What is known about beauty standards is that they vary a great deal across time and culture. If one compares women body shape and size in the Victorian era with the women ideal body shape of the present day, today’s models obviously look emaciated. Larger body size and skin paleness used to indicate status, while nowadays it is the other way round and tanness is a sign of leisure time. However, beauty has always been quite relative, the sense of human beauty is submerged beneath layers of emotional, rational and social development and the perception of beauty may become different as tastes change.
According to the numerous studies conducted, modern society tends to make negative assumptions about large people and even children experience the negative influence of media, TV shows in particular, on their body appreciation. Due to television shows which provide viewers with lofty ideals of beauty standards, children are misled believing that an ideal body type exists. They are hardly drawn attention to the fact that beauty is more about an outward expression of inner harmony than some idealized physical features which are next to unattainable.
Women’s natural search for a mate makes them keep abreast of what is popular in male environment and the very nature of competition requires them to try to correspond to the media images promoted in the TV shows. The weight standards of the Western pattern are getting increasingly harder to attain, Western cultural images of popular culture changed the way young Oriental girls feel their bodies. The Chinese researchers claim that urban residents of the country who were under the impact of Western TV shows and advertisements weighed less and strove to be thinner. Nigerian media and music also praised slim girls and encouraged more women to diet and exercise.
The Western ideal woman examples tear at women’s self-esteem not only in Africa and Asia and leads to difficulty in having personal boundaries, believing in their own decision-making ability, emotional distance, etc (Falkenhagen, 2002).
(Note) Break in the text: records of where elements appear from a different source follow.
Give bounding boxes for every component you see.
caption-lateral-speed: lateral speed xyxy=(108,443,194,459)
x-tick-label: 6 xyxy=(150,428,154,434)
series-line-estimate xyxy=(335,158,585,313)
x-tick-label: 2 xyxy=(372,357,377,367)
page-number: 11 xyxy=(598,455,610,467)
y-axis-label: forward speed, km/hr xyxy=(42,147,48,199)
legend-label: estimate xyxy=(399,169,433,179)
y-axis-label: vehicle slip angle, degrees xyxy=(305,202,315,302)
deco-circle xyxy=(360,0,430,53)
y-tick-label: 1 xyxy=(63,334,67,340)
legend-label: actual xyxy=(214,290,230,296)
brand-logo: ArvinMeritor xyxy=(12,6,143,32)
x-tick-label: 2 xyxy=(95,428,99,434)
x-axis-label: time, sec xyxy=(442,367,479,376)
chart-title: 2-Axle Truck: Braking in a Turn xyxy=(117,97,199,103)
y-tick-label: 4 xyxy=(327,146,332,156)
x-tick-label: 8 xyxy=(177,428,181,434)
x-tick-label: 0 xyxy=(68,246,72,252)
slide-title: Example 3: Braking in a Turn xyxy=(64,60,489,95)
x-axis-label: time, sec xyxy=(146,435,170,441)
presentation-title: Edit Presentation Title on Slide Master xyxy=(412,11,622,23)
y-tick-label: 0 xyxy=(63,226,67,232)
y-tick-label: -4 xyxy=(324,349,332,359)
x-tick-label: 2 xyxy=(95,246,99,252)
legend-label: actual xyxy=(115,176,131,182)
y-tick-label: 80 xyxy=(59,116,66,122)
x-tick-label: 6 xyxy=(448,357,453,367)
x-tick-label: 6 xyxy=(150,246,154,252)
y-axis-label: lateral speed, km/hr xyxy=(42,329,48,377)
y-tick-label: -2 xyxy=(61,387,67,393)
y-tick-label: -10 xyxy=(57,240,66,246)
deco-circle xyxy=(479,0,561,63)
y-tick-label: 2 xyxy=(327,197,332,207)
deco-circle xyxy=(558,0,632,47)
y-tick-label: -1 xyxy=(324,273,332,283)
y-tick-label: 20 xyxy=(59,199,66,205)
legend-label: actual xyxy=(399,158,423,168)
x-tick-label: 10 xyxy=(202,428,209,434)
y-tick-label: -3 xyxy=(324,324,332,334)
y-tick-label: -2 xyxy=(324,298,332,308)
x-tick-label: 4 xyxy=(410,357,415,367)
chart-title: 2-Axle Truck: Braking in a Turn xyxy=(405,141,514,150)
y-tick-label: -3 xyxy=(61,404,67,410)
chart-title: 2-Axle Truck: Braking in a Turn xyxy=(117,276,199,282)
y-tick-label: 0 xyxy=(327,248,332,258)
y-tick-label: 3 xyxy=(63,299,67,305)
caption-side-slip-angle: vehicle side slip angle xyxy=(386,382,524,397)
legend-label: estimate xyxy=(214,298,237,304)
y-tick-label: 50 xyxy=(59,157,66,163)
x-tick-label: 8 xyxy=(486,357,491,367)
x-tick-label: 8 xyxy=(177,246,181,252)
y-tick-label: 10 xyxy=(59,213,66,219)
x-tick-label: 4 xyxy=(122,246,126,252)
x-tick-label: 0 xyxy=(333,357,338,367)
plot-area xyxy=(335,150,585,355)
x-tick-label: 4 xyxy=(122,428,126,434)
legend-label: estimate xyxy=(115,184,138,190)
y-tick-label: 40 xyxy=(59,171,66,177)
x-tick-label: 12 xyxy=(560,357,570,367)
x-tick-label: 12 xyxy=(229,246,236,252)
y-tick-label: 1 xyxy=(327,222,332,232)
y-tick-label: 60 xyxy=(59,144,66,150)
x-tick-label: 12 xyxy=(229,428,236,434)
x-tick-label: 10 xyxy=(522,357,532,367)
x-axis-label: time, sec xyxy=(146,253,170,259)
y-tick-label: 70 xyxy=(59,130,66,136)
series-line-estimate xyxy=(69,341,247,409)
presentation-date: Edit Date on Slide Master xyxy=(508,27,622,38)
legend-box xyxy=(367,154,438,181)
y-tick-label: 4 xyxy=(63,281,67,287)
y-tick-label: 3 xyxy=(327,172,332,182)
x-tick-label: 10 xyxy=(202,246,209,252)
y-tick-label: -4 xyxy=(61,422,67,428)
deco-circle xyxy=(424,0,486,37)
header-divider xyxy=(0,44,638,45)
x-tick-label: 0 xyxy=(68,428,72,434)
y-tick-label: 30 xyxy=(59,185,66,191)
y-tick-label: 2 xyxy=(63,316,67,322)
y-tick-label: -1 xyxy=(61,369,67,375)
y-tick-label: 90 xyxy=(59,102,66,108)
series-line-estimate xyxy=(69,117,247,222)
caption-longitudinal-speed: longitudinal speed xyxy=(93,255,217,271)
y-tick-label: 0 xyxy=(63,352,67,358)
Beauty becomes a synonym of youth and starvation, the number of real life women who strive for a similar underweight body is epidemic. About seventy-five percent of adolescent girls are dissatisfied with their weight and image. While ninety percent of all cosmetic surgery is performed on women and popular culture bringing forward television shows examines, promotes and benefits plastic surgery. Each girl feels the pressure to improve appearance and the more women watch the more likely they feel anxiety about their bodies. Such TV shows as The Swan play off the well-known children’s tales about Cinderella and popularize appearance changing as well as making it an essential part of mass culture.